As large game becomes scarce, humans will certainly switch to foods such as rodents, insects and small birds. There are accounts of San surviving on tubers and the marrow extracted from bones of carcasses, and of Aborigines surviving on tubers and insects, but I can’t recall any accounts of HGs ever being forced to resort to anything like a vegetarian diet.

Is it actually the case, anyway, that a vegetarian diet contains less sodium (proportional to overall nutritional value) than a carnivorus (or omnivorous) one? Plants certainly have sodium in them, and you have to eat a good deal more plant material than animal material in order to get enough protein (and,with most plant-based foods, in order to get enough calories too).

While you don’t need much sodium to maintain life, you do need some, and I have always thought that through most of history, getting enough sodium has been a problem, not only for humans but for all animals. That’s why animals have such intense salt cravings - why for instance I love potato chips, why cattle will walk miles to a salt lick, and why in alpine areas they tell you to piss on rocks instead of the delicate plant life, lest the local mountain goats will obliterate the latter in rabid quest for your urine salt (rather than harmlessly licking the rocks, which they do with enthusiasm). That’s also why salt had been, until large scale salt mining made it cheap, a highly valued commodity, in fact the origin of the word “salary”.

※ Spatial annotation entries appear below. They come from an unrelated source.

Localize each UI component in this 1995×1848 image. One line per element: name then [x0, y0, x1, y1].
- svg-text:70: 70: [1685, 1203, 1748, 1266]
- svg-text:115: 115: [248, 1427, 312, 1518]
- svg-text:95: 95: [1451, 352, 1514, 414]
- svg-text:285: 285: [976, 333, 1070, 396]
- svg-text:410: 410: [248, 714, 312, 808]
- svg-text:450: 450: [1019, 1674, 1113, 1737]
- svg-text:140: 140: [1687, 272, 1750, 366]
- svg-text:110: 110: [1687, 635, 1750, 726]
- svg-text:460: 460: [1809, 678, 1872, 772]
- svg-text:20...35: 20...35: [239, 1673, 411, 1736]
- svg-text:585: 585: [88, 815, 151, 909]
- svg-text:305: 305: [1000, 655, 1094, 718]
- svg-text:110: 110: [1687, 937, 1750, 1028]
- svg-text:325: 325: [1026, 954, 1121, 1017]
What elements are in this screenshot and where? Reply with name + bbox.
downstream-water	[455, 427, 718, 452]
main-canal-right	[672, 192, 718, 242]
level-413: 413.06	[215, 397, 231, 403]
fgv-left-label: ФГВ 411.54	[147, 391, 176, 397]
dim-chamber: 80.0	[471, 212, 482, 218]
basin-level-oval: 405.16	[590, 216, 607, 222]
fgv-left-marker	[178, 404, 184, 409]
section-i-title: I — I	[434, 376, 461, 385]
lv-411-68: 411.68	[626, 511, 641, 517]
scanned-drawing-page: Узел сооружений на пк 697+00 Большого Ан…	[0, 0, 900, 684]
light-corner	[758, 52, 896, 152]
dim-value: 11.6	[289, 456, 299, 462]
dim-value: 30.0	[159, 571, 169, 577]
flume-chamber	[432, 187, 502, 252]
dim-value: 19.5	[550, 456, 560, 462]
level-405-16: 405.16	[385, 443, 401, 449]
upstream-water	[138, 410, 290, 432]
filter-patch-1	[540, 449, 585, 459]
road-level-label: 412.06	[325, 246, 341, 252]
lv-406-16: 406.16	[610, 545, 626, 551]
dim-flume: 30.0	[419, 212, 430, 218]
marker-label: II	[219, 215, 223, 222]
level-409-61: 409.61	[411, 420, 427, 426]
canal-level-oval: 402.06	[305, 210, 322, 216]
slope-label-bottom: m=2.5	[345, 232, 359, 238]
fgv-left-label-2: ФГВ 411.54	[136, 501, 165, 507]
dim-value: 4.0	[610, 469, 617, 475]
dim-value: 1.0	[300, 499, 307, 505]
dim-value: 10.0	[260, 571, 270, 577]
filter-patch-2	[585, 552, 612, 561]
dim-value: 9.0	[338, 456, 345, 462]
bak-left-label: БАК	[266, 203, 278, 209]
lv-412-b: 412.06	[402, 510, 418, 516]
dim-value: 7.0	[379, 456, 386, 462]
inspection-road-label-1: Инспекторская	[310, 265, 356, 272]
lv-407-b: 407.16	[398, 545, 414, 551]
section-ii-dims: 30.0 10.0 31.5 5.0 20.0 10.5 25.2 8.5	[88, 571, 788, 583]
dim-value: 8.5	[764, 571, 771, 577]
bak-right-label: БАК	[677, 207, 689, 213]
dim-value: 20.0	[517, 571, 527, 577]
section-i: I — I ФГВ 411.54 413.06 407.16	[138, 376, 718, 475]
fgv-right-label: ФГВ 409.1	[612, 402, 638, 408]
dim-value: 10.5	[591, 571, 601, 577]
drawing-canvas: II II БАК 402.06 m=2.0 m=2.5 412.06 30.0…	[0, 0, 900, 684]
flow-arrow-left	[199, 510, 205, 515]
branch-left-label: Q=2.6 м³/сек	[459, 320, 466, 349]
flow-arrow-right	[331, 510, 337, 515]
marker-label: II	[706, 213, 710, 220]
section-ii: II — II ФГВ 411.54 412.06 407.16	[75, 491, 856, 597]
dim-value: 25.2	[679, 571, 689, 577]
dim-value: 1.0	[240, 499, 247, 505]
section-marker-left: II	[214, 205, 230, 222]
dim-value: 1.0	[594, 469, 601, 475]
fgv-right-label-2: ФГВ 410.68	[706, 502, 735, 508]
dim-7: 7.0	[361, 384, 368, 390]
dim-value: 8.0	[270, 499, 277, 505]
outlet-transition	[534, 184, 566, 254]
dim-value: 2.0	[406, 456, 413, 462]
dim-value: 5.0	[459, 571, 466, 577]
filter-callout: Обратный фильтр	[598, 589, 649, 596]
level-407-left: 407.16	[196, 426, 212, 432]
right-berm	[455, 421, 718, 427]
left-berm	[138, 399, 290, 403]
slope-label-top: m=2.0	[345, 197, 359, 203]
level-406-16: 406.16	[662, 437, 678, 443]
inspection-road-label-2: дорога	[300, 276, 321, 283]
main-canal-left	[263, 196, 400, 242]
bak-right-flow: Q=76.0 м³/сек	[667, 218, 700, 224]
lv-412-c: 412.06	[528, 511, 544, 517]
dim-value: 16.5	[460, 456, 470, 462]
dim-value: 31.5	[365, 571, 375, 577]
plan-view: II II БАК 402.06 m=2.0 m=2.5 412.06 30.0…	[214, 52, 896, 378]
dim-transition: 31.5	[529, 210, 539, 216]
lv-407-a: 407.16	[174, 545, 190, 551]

You actually need a fair bit of it. It is the eighth most abundant element in the human body (by numbers of atoms, or ninth by weight), and the average adult contains about 100grams of it. However, as it is also an important component of all other living things, which means there is always a good bit of it in any normal diet (and most abnormal ones).

I am not sure it is really the case that people or animals need extra salt in their diet, except in hot climates, where too much sodium tends to be lost through sweating, and through urination after drinking a lot of water. Of course, humans did evolve in such a climate, so perhaps that explains why we like the taste of salt.

The historical value of salt was not because of the nutritional need for salt, though. It was valuable primarily because it can be used to preserve foods prior to refrigeration. It was also valuable just because we like it (just look at the value of things like pepper in the same time period). Salt was useful as wages because it was universally desirable, making it easier to barter with than many of the other commodities of the time.